Almost all cleantech solutions are connected to a digital infrastructure, be it for administrative or operational purposes. Some products, like EVs, are even hooked to cloud systems. This is why it’s never been more important for the industry to protect itself from cyberattacks — governments like the US are already planning on how to tackle these hurdles head-on.

Cyber Liability insurance can add an extra layer of protection for startups to fall back on in case of betterment opportunities post-incident, lawsuits stemming from data breaches or ransomware, and crisis management needs.

Lastly, as cleantech is all about innovating, it isn’t unusual to run into product defects and glitches that cause injury or financial loss. Product Liability insurance supports companies in case of litigation and product damages that can tarnish company growth and damage venture capital investor trust.

Choosing an insurance package that fits a startup’s unique demands enables business growth by demonstrating a commitment to safety, financial security, and a financial and operational cushion if incidents arise.

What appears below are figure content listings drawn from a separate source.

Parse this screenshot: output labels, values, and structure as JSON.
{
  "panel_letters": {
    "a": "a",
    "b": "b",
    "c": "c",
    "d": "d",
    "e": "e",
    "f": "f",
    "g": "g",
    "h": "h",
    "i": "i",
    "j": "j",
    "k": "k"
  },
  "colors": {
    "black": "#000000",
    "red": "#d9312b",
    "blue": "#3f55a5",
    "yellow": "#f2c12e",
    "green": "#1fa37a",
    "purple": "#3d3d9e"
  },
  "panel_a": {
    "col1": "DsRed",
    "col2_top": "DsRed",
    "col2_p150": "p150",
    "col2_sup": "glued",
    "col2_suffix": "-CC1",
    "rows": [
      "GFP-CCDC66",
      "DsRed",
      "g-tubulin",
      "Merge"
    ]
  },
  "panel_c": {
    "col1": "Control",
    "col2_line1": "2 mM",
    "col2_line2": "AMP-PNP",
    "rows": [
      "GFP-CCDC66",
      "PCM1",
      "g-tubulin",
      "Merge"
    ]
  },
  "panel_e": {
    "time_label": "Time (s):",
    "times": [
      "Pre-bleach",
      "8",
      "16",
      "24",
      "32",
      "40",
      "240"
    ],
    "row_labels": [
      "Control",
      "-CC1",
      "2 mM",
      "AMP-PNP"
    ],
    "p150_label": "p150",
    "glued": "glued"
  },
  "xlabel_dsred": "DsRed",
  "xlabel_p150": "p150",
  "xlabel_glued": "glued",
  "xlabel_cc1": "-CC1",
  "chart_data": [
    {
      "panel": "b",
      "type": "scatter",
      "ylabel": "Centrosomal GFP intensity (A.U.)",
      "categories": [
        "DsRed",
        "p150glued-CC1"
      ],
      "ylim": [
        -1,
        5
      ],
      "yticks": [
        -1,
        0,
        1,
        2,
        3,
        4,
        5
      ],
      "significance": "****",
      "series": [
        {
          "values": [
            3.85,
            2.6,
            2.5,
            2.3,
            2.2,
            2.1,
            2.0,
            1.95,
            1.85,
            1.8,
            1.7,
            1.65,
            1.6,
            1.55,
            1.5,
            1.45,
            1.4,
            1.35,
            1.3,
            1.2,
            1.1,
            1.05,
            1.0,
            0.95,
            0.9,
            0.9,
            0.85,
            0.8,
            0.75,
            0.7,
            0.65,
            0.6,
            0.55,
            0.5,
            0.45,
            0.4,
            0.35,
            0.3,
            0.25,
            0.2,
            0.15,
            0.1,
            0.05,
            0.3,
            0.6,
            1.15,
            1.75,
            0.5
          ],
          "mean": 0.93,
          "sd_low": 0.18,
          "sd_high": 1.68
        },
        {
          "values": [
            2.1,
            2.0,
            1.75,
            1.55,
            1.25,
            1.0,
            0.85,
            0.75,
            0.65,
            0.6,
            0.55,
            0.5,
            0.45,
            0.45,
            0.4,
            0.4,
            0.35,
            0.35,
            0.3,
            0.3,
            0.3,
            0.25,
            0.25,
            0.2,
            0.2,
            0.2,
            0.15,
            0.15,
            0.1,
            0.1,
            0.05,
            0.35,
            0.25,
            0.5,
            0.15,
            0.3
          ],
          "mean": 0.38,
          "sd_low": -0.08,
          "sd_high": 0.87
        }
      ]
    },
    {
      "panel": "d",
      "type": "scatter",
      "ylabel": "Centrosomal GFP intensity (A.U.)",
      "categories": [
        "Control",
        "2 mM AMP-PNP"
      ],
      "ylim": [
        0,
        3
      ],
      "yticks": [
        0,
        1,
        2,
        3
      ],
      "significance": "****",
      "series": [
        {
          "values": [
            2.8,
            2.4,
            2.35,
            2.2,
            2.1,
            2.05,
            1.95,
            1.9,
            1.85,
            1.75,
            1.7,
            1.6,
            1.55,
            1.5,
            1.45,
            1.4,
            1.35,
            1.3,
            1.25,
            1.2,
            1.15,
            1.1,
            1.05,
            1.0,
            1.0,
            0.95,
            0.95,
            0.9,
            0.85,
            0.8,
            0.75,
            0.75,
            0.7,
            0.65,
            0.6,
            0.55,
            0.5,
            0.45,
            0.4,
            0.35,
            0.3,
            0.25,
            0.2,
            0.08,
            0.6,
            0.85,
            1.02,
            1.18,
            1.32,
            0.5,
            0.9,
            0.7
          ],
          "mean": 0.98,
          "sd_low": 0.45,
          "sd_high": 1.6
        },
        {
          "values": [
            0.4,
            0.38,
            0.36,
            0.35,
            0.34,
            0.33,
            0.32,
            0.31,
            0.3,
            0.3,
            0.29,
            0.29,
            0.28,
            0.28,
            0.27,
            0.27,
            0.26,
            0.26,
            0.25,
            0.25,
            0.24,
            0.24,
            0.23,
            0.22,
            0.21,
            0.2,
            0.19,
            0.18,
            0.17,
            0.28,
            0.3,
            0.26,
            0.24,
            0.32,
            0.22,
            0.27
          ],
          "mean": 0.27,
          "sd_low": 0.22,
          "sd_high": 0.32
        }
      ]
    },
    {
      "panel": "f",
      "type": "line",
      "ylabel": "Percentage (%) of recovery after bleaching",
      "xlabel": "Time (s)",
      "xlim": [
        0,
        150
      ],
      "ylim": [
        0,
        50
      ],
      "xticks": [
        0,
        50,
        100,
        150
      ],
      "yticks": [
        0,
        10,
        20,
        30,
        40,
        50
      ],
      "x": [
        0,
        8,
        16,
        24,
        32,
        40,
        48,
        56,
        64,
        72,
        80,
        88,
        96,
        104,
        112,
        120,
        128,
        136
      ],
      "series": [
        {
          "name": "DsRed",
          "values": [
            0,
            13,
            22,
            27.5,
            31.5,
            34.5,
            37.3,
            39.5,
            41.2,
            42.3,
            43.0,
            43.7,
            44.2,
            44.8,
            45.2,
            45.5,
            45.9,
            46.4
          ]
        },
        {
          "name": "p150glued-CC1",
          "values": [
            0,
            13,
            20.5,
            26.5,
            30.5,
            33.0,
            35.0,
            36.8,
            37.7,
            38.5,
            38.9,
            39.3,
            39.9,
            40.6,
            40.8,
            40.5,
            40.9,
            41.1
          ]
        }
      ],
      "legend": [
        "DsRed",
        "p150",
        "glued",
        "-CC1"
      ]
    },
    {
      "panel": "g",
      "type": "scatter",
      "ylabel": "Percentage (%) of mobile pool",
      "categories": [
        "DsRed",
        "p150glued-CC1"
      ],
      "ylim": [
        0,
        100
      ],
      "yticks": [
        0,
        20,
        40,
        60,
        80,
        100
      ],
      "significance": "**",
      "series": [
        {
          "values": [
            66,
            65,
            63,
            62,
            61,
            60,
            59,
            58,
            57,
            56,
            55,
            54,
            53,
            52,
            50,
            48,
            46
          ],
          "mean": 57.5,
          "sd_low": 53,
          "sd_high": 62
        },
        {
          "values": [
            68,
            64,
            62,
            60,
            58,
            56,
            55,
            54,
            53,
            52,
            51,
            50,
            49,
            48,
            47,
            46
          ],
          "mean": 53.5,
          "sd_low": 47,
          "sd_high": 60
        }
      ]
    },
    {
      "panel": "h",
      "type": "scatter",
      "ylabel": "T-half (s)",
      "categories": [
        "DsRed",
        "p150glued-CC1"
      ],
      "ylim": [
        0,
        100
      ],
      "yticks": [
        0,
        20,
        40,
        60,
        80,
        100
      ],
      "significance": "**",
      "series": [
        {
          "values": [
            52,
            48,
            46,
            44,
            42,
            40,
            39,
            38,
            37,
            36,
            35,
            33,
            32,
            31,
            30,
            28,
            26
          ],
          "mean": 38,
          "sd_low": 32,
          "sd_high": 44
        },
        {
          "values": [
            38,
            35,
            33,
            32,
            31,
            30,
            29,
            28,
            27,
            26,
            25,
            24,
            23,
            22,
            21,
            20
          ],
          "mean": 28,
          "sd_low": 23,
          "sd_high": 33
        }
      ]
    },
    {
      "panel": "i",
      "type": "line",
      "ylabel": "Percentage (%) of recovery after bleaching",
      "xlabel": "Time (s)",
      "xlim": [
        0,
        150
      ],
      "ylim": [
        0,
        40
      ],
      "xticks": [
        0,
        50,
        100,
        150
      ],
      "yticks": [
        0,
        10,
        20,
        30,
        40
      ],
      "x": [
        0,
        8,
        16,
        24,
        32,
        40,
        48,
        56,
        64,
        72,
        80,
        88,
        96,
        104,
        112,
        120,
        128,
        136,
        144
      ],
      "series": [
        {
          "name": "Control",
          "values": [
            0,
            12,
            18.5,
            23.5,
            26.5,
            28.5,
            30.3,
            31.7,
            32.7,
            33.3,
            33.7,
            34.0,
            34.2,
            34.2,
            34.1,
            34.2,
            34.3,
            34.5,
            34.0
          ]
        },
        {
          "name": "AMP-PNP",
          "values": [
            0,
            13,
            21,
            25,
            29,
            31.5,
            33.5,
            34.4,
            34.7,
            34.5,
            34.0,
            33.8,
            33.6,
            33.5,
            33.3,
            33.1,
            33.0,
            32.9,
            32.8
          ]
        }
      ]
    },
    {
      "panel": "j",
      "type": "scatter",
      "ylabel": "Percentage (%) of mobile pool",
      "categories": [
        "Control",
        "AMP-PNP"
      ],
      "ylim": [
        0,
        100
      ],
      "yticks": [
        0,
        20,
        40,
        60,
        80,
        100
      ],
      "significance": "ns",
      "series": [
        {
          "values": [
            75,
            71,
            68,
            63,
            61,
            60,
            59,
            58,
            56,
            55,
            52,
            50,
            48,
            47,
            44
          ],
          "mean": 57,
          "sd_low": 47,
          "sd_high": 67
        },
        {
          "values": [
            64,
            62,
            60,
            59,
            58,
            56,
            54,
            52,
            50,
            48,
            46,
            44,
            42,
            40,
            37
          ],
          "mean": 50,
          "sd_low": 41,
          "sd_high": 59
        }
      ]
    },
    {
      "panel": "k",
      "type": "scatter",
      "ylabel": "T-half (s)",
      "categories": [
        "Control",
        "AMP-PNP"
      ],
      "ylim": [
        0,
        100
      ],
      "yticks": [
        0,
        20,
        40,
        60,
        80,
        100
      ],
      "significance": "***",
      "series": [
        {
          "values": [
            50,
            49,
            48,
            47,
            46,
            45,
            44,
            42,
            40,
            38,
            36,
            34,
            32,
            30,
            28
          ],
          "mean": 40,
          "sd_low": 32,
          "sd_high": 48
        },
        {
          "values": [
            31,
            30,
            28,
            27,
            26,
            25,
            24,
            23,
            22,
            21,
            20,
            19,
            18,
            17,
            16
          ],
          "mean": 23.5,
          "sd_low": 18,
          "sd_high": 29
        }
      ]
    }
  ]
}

Undoubtedly, the cleantech sector is undergoing momentous changes that naturally occur when energy transitions come around. The opportunities are evident, yet it’s important to remember that risks can be just as present in such a high-stakes energy landscape.

By securing long-lasting partnerships, crafting a relevant value proposition, and setting a clear risk management plan, cleantech startups can begin to thrive in this booming and competitive industry.